Epidemiologische Studien zeigen, dass HFpEF keine Seltenheit ist und wahrscheinlich gleich häufig vorkommt wie die «gewöhnliche» Herzinsuffizienz mit reduzierter Pumpfunktion (HFrEF).⁴

Ähnlich wie bei der HCM und der kardialen Amyloidose stellt sich ein Patient mit HFpEF in Ihrer Praxis mit Dyspnoe oder Leistungsintoleranz vor. Zentral für die Diagnose sind zusätzlich zur Anamnese und klinischen Untersuchung (vor allem sorgfältige Auskultation) das EKG, die Bestimmung von BNP sowie die Echokardiografie. Gemäss unserer Erfahrung und den aktuellen Guidelines⁵ reichen für die Diagnose die oben erwähnten diagnostischen Tools jedoch nicht immer aus, d.h., dass es nach Anamnese, EKG, BNP-Messung, eventueller pneumologischer Untersuchung und Echokardiografie häufig noch nicht eindeutig ist, ob man die Diagnose HFpEF tatsächlich stellen kann. In solchen Fällen schafft die Rechtsherzkatheteruntersuchung Klarheit (Abb. 3A). Diese kann über einen venösen Zugang (in unserer Klinik meistens die V. cubitalis) ambulant durchgeführt werden. Bei der HFpEF ist der PCWP oder «Wedge-Druck» – kurz gesagt der Druck, der während des gesamten Herzzyklus im linken Vorhof und folglich auch in der Lunge herrscht – viel zu hoch.

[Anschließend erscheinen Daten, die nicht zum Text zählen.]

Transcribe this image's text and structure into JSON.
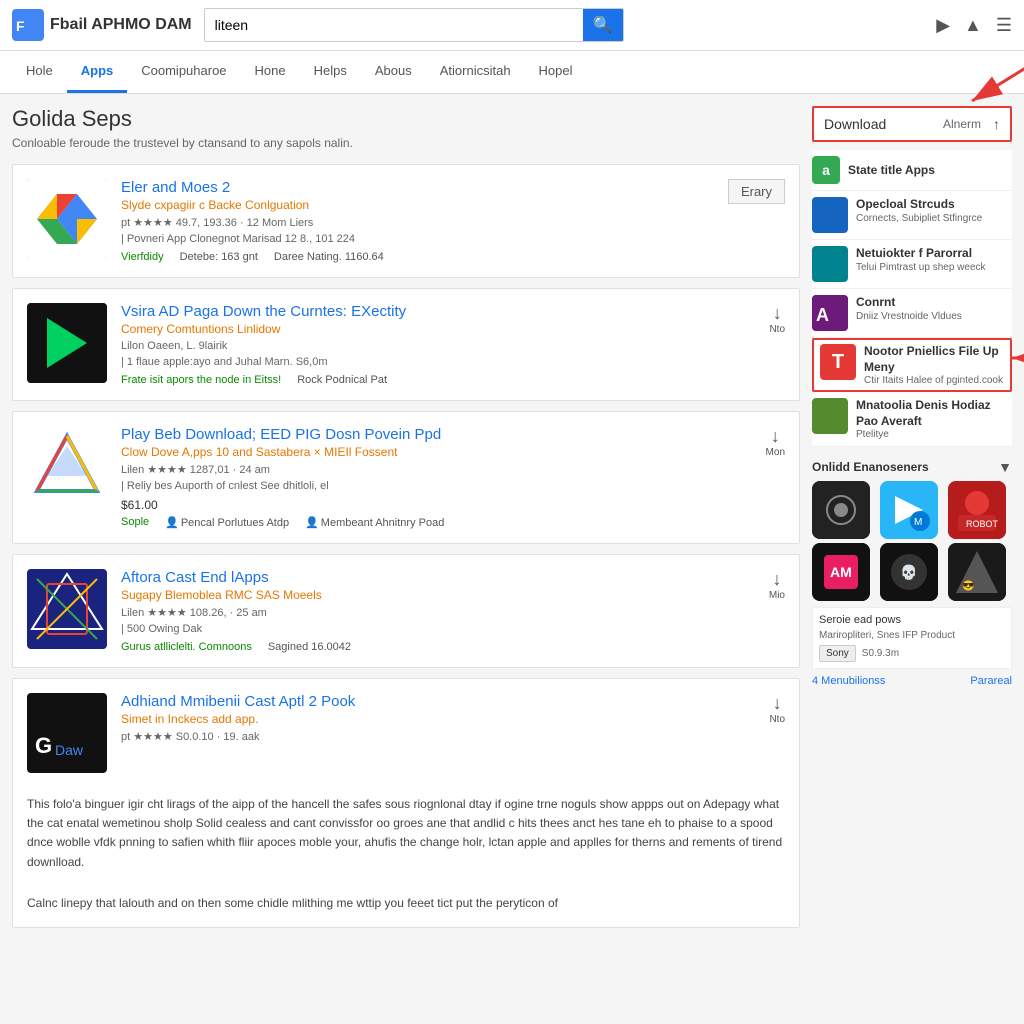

Dies kann bereits in Ruhe der Fall sein oder bei etwa der Hälfte der Fälle erst unter Belastung.

© F. Mocetti, Luzerner Kantonsspital

Abb. 3: A) Druck-Volumen-Beziehung des linken Ventrikels bei Gesunden und bei Patienten mit HFpEF: Bei HFpEF erzeugt bereits eine kleine Zunahme des Volumens im «steifen» Ventrikel eine erhebliche Zunahme des Drucks, der an den linken Vorhof und die Lungengefässe weitergegeben wird und zu Dyspnoe führt. B) Transösophageale Untersuchung der Patientin im erwähnten Fallbeispiel, bei der der stark exzentrische Insuffizienzjet (*) der Mitralklappe (Pfeil) sichtbar ist (LA: linker Vorhof; LV: linker Ventrikel). C) EKG der Patientin im Fallbeispiel

Dyspnoe plus erhaltene Pumpfunktion gleich HFpEF? Nicht immer!

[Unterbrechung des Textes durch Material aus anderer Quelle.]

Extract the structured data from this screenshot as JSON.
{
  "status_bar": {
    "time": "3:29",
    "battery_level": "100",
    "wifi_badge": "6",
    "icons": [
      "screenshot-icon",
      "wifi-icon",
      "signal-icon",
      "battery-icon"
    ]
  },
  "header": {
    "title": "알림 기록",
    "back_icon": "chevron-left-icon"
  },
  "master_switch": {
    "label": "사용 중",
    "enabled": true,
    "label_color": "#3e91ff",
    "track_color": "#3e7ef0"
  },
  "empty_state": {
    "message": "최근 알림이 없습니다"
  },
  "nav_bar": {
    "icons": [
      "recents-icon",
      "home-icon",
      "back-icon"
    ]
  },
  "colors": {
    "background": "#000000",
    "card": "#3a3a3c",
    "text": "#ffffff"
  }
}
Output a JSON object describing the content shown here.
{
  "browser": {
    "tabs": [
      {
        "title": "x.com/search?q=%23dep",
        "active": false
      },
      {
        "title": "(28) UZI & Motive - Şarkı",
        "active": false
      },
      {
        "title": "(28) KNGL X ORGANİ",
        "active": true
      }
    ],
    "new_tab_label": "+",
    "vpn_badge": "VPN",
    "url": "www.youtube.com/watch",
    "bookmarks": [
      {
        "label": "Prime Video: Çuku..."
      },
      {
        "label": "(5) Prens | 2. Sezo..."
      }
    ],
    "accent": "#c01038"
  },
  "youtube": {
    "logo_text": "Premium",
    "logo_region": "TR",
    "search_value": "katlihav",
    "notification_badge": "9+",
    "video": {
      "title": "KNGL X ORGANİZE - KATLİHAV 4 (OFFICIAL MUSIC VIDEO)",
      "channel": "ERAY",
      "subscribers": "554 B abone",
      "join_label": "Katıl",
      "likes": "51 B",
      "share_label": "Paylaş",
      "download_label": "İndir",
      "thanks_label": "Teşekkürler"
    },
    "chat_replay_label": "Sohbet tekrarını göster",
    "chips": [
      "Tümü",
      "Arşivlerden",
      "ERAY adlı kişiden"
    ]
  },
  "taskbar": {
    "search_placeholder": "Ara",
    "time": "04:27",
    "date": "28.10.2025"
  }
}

Die Kombination von Dyspnoe und echokardiografisch erhaltener Pumpfunktion ist häufig, was dazu geführt hat, dass der Begriff HFpEF häufig verwendet wird, sobald ein Patient beides aufweist. Dies birgt die Gefahr, dass die Diagnose HFpEF ein Sammelsurium von verschiedenen kardiovaskulären und pneumologischen Problemen wird. Wie bei den Kardiomyopathien ist deshalb auch hier das Augenmerk auf die «red flags» wichtig. In meinem klinischen Alltag habe ich mehrere Patienten mitbetreut, welche mit der Diagnose HFpEF «gelabelt» waren, bei denen sich aber nach genauerem Hinschauen eine ganz andere Ursache für die Symptome herausstellte.

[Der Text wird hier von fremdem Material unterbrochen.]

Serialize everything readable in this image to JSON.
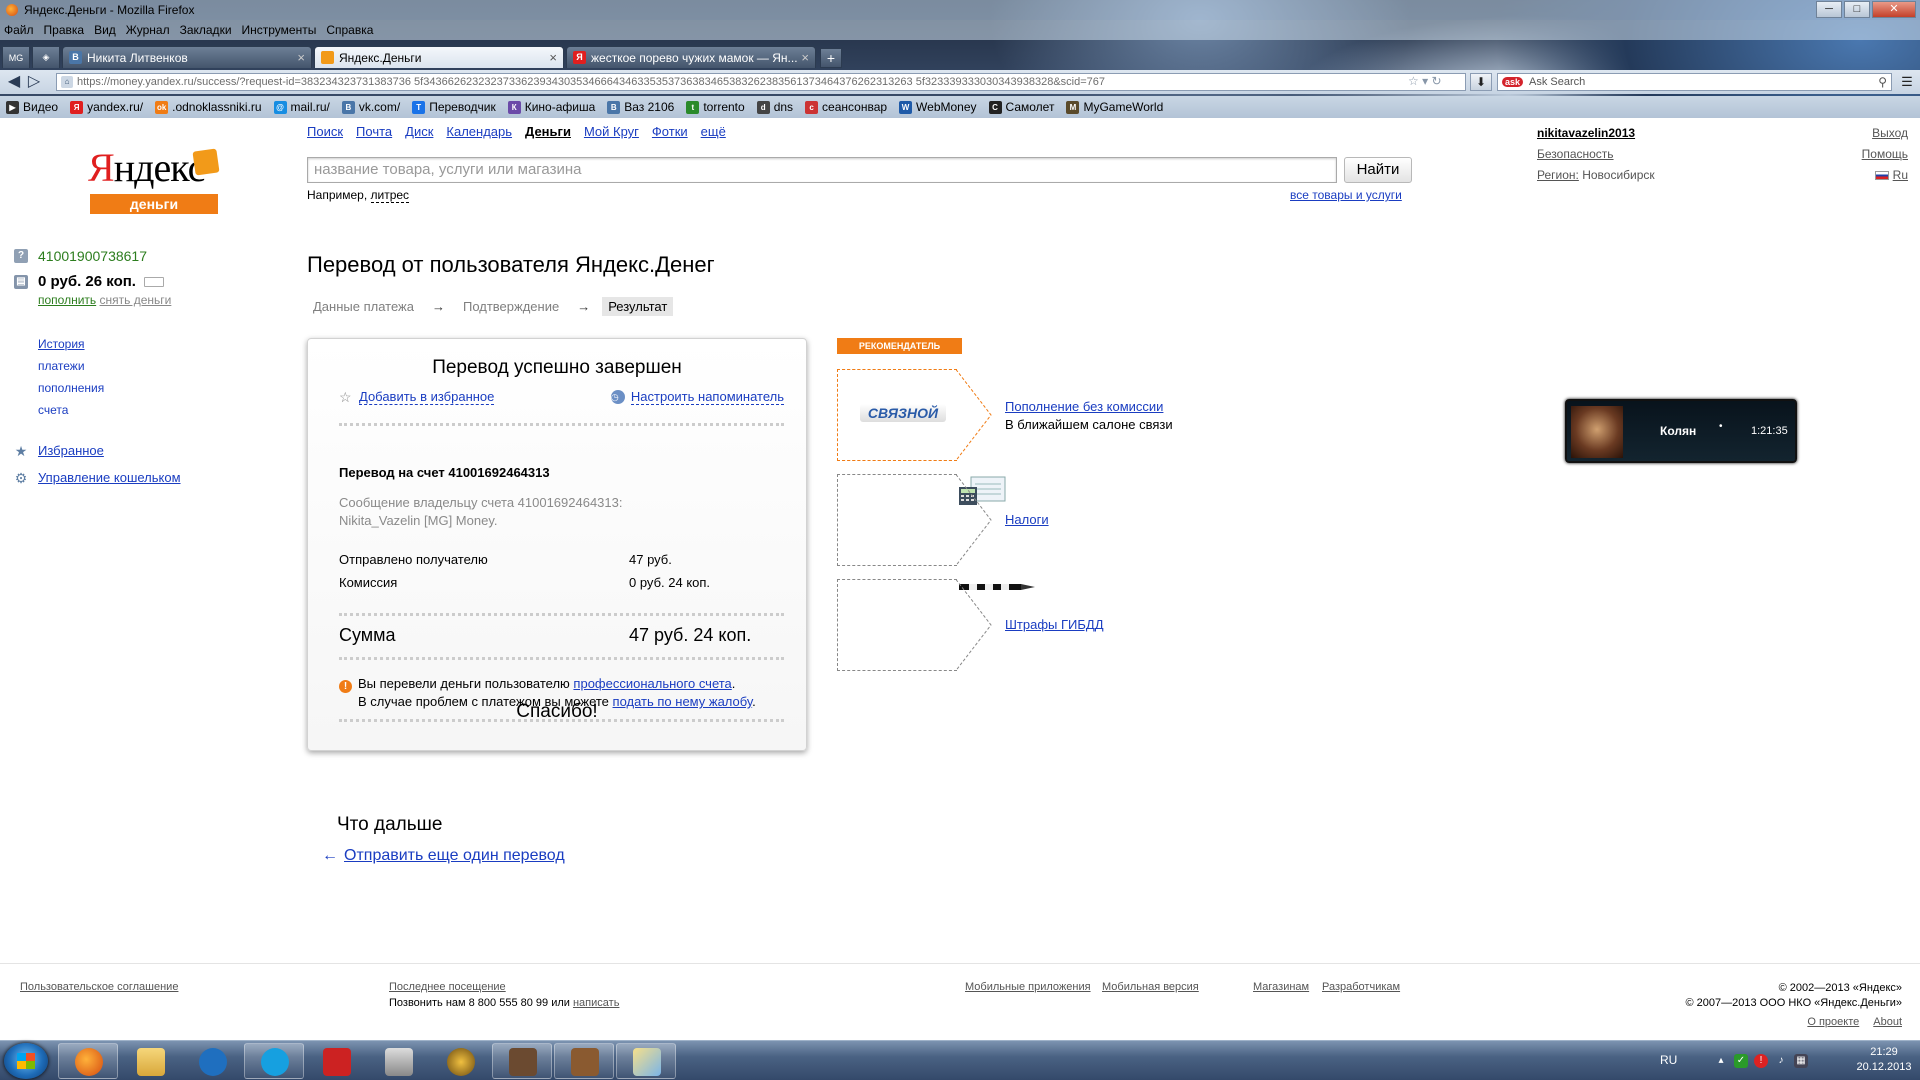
{
  "window": {
    "title": "Яндекс.Деньги - Mozilla Firefox",
    "controls": [
      "─",
      "□",
      "✕"
    ]
  },
  "menu": [
    "Файл",
    "Правка",
    "Вид",
    "Журнал",
    "Закладки",
    "Инструменты",
    "Справка"
  ],
  "tabs": [
    {
      "label": "Никита Литвенков",
      "icon": "vk-icon",
      "icon_color": "#4a76a8",
      "icon_text": "B",
      "active": false
    },
    {
      "label": "Яндекс.Деньги",
      "icon": "yandex-money-icon",
      "icon_color": "#f29a19",
      "icon_text": "",
      "active": true
    },
    {
      "label": "жесткое порево чужих мамок — Ян...",
      "icon": "yandex-icon",
      "icon_color": "#e01f1f",
      "icon_text": "Я",
      "active": false
    }
  ],
  "pinned_tabs": [
    "MG",
    "◈"
  ],
  "url": "https://money.yandex.ru/success/?request-id=38323432373138373653f34366262323237336239343035346664346335353736383465383262383561373464376262313263f323333933303439383328scid=767",
  "url_display": "https://money.yandex.ru/success/?request-id=383234323731383736 5f34366262323237336239343035346664346335353736383465383262383561373464376262313263 5f323339333030343938328&scid=767",
  "search_engine": "Ask Search",
  "bookmarks": [
    {
      "label": "Видео",
      "color": "#333",
      "icon_text": "▶"
    },
    {
      "label": "yandex.ru/",
      "color": "#e01f1f",
      "icon_text": "Я"
    },
    {
      "label": ".odnoklassniki.ru",
      "color": "#f07c15",
      "icon_text": "ok"
    },
    {
      "label": "mail.ru/",
      "color": "#168de2",
      "icon_text": "@"
    },
    {
      "label": "vk.com/",
      "color": "#4a76a8",
      "icon_text": "B"
    },
    {
      "label": "Переводчик",
      "color": "#1a73e8",
      "icon_text": "T"
    },
    {
      "label": "Кино-афиша",
      "color": "#6b4aa8",
      "icon_text": "К"
    },
    {
      "label": "Ваз 2106",
      "color": "#4a76a8",
      "icon_text": "B"
    },
    {
      "label": "torrento",
      "color": "#2a8a2a",
      "icon_text": "t"
    },
    {
      "label": "dns",
      "color": "#444",
      "icon_text": "d"
    },
    {
      "label": "сеансонвар",
      "color": "#c33",
      "icon_text": "с"
    },
    {
      "label": "WebMoney",
      "color": "#1e5aa8",
      "icon_text": "W"
    },
    {
      "label": "Самолет",
      "color": "#222",
      "icon_text": "С"
    },
    {
      "label": "MyGameWorld",
      "color": "#5a4a2a",
      "icon_text": "M"
    }
  ],
  "header": {
    "logo_text_red": "Я",
    "logo_text_black": "ндекс",
    "logo_sub": "деньги",
    "services": [
      {
        "label": "Поиск",
        "current": false
      },
      {
        "label": "Почта",
        "current": false
      },
      {
        "label": "Диск",
        "current": false
      },
      {
        "label": "Календарь",
        "current": false
      },
      {
        "label": "Деньги",
        "current": true
      },
      {
        "label": "Мой Круг",
        "current": false
      },
      {
        "label": "Фотки",
        "current": false
      },
      {
        "label": "ещё",
        "current": false
      }
    ],
    "search_placeholder": "название товара, услуги или магазина",
    "search_button": "Найти",
    "example_prefix": "Например,",
    "example_link": "литрес",
    "all_goods_link": "все товары и услуги",
    "username": "nikitavazelin2013",
    "security_link": "Безопасность",
    "region_label": "Регион:",
    "region_value": "Новосибирск",
    "logout": "Выход",
    "help": "Помощь",
    "lang": "Ru"
  },
  "sidebar": {
    "account_number": "41001900738617",
    "balance": "0 руб. 26 коп.",
    "topup_link": "пополнить",
    "withdraw_link": "снять деньги",
    "nav": [
      "История",
      "платежи",
      "пополнения",
      "счета"
    ],
    "favorites": "Избранное",
    "wallet_mgmt": "Управление кошельком"
  },
  "main": {
    "title": "Перевод от пользователя Яндекс.Денег",
    "steps": [
      "Данные платежа",
      "Подтверждение",
      "Результат"
    ],
    "step_arrow": "→",
    "card": {
      "heading": "Перевод успешно завершен",
      "add_fav": "Добавить в избранное",
      "set_reminder": "Настроить напоминатель",
      "to_account": "Перевод на счет 41001692464313",
      "message_line1": "Сообщение владельцу счета 41001692464313:",
      "message_line2": "Nikita_Vazelin [MG] Money.",
      "sent_label": "Отправлено получателю",
      "sent_value": "47 руб.",
      "fee_label": "Комиссия",
      "fee_value": "0 руб. 24 коп.",
      "sum_label": "Сумма",
      "sum_value": "47 руб. 24 коп.",
      "note_prefix": "Вы перевели деньги пользователю",
      "note_link1": "профессионального счета",
      "note_line2_prefix": "В случае проблем с платежом вы можете",
      "note_link2": "подать по нему жалобу",
      "thanks": "Спасибо!"
    },
    "next_title": "Что дальше",
    "again_link": "Отправить еще один перевод",
    "again_arrow": "←"
  },
  "recommender": {
    "badge": "РЕКОМЕНДАТЕЛЬ",
    "items": [
      {
        "logo": "СВЯЗНОЙ",
        "link": "Пополнение без комиссии",
        "sub": "В ближайшем салоне связи",
        "highlight": true,
        "border_color": "#f07c15"
      },
      {
        "logo": "",
        "link": "Налоги",
        "sub": "",
        "highlight": false,
        "border_color": "#888"
      },
      {
        "logo": "",
        "link": "Штрафы ГИБДД",
        "sub": "",
        "highlight": false,
        "border_color": "#888"
      }
    ]
  },
  "widget": {
    "name": "Колян",
    "time": "1:21:35"
  },
  "footer": {
    "agreement": "Пользовательское соглашение",
    "last_visit": "Последнее посещение",
    "phone_prefix": "Позвонить нам 8 800 555 80 99 или",
    "write": "написать",
    "mobile_apps": "Мобильные приложения",
    "mobile_ver": "Мобильная версия",
    "shops": "Магазинам",
    "devs": "Разработчикам",
    "copy1": "© 2002—2013 «Яндекс»",
    "copy2": "© 2007—2013 ООО НКО «Яндекс.Деньги»",
    "about_project": "О проекте",
    "about": "About"
  },
  "taskbar": {
    "lang": "RU",
    "time": "21:29",
    "date": "20.12.2013"
  }
}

Als Beispiel sei eine 61-jährige Patientin erwähnt, welche nach mehreren Monaten mit progredienter Dyspnoe aufgrund einer kardialen Dekompensation hospitalisiert werden musste. Nach Rekompensation mit Diuretika zeigte die Echokardiografie eine LVEF von 65%, keine Wandbewegungsstörungen und keine Vitien. Es wurde die Diagnose HFpEF gestellt. Kurz darauf kontaktierte uns die Hausärztin der Patientin mit der Frage, welche Erklärung wir für das 3/6-Systolikum hätten. In der erneuten Echokardiografie in unserer Sprechstunde war keine Mitralinsuffizienz zu sehen, aber die transösophageale Untersuchung ergab schliesslich eine schwere Mitralinsuffizienz mit einem extrem exzentrischen Jet entlang der Vorhofwand (der transthorakal nicht gesehen werden konnte; Abb. 3B). Nach der operativen Mitralklappenrekonstruktion war die Patientin frei von Dyspnoe. Dieser Fall illustriert, wie andere Diagnosen fälschlicherweise als HFpEF klassifiziert werden können.

Die «red flags» zu kennen und zu erkennen (Tab. 1) hilft häufig dabei, zur korrekten Diagnose und Therapie zu kommen.